Get Even im Test – Atmosphärisch hui, doch spielerisch pfui

Eine verrückte Reise durch Erinnerungen: Get Even im Test für die Playstation 4

Get Even wirkt zunächst wie ein klassischer Shooter, entwickelt sich sehr schnell als etwas Einzigartiges, wie ein Mix aus dem Horror Game Outlast und The Stanley Parable. Ob das gut geht?  

Der polnische Entwickler Farm 51 ist nicht jedem geläufig, fanden letztlich mit Bandai Namco aber doch noch einen Publisher, der in Get Even Potenzial sah.

Ihr spielt den ehemaligen Söldners Cole Black und kommt in einem verlassenen Gebäude zu euch. Ohne Erinnerung, dafür mit ausgerüstet mit Smartphone und Schusswaffe, macht ihr euch auf dem Weg. Wenig später findet ihr ein gefesseltes Mädchen mit umgeschnallter Bombe.

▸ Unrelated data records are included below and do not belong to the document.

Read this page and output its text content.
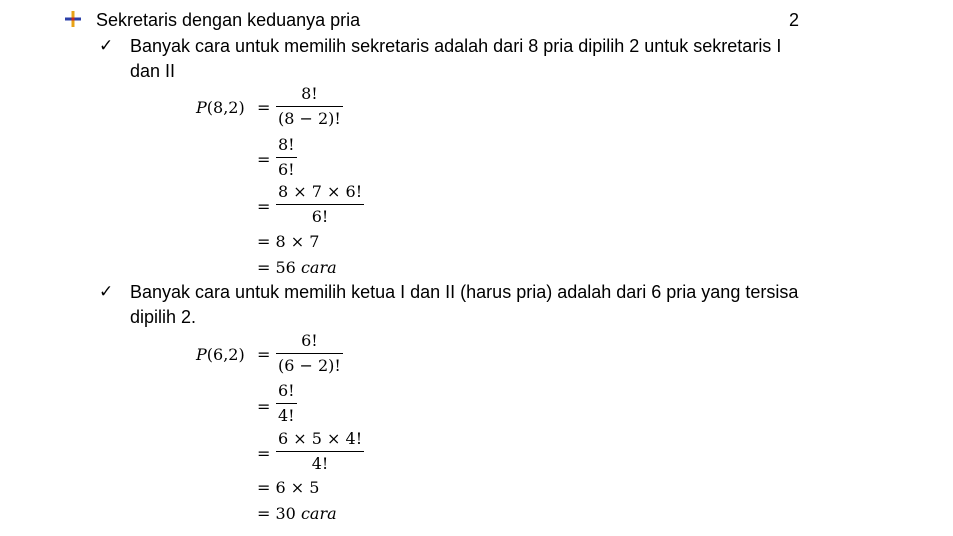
Sekretaris dengan keduanya pria	2
✓ Banyak cara untuk memilih sekretaris adalah dari 8 pria dipilih 2 untuk sekretaris I
dan II
P(8,2) =
8!
(8 − 2)!
=
8!
6!
=
8 × 7 × 6!
6!
= 8 × 7
= 56 cara
✓ Banyak cara untuk memilih ketua I dan II (harus pria) adalah dari 6 pria yang tersisa
dipilih 2.
P(6,2) =
6!
(6 − 2)!
=
6!
4!
=
6 × 5 × 4!
4!
= 6 × 5
= 30 cara
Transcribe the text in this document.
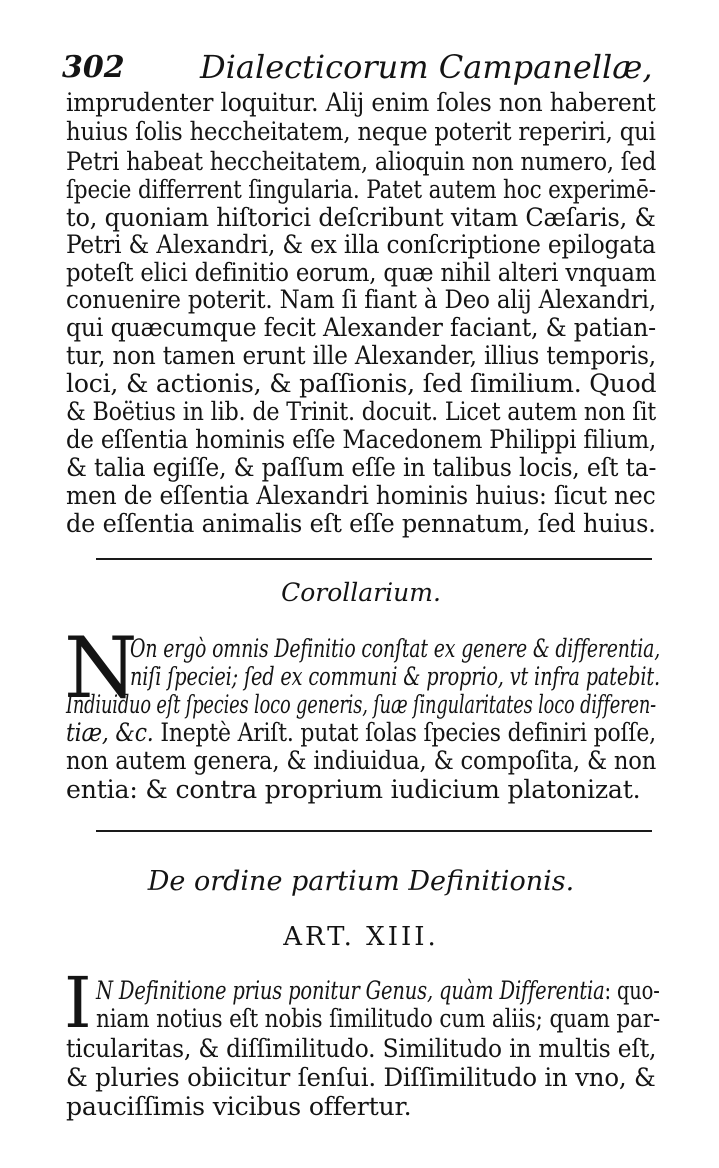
302 Dialecticorum Campanellæ,
imprudenter loquitur. Alij enim ſoles non haberent
huius ſolis heccheitatem, neque poterit reperiri, qui
Petri habeat heccheitatem, alioquin non numero, ſed
ſpecie differrent ſingularia. Patet autem hoc experimē-
to, quoniam hiſtorici deſcribunt vitam Cæſaris, &
Petri & Alexandri, & ex illa conſcriptione epilogata
poteſt elici definitio eorum, quæ nihil alteri vnquam
conuenire poterit. Nam ſi fiant à Deo alij Alexandri,
qui quæcumque fecit Alexander faciant, & patian-
tur, non tamen erunt ille Alexander, illius temporis,
loci, & actionis, & paſſionis, ſed ſimilium. Quod
& Boëtius in lib. de Trinit. docuit. Licet autem non ſit
de eſſentia hominis eſſe Macedonem Philippi filium,
& talia egiſſe, & paſſum eſſe in talibus locis, eſt ta-
men de eſſentia Alexandri hominis huius: ſicut nec
de eſſentia animalis eſt eſſe pennatum, ſed huius.
Corollarium.
N
On ergò omnis Definitio conſtat ex genere & differentia,
niſi ſpeciei; ſed ex communi & proprio, vt infra patebit.
Indiuiduo eſt ſpecies loco generis, ſuæ ſingularitates loco differen-
tiæ, &c. Ineptè Ariſt. putat ſolas ſpecies definiri poſſe,
non autem genera, & indiuidua, & compoſita, & non
entia: & contra proprium iudicium platonizat.
De ordine partium Definitionis.
ART. XIII.
I N Definitione prius ponitur Genus, quàm Differentia: quo-
niam notius eſt nobis ſimilitudo cum aliis; quam par-
ticularitas, & diſſimilitudo. Similitudo in multis eſt,
& pluries obiicitur ſenſui. Diſſimilitudo in vno, &
pauciſſimis vicibus offertur.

Ihr wollt sie entschärfen, doch die Bombe geht hoch. Ihr wisst weder was passiert, wer war das Mädchen ist, noch warum ihr sie retten musstet. Die Antworten zu finden, ist Ziel des Spiels.

Später wird klar, dass das ganze Szenario nur eine Replizierung von Blacks Erinnerungen. Möglich gemacht durch ein Gerät am Kopf, das an eine VR-Brille erinnert. Mit der sogenannten Pandora lassen sich Erinnerungen für den Träger nochmal durchleben. Verantwortlich dafür ist eine Person namens Red, die mit euch über euer Smartphone oder anderen Bildschirmen im Spiel kommuniziert.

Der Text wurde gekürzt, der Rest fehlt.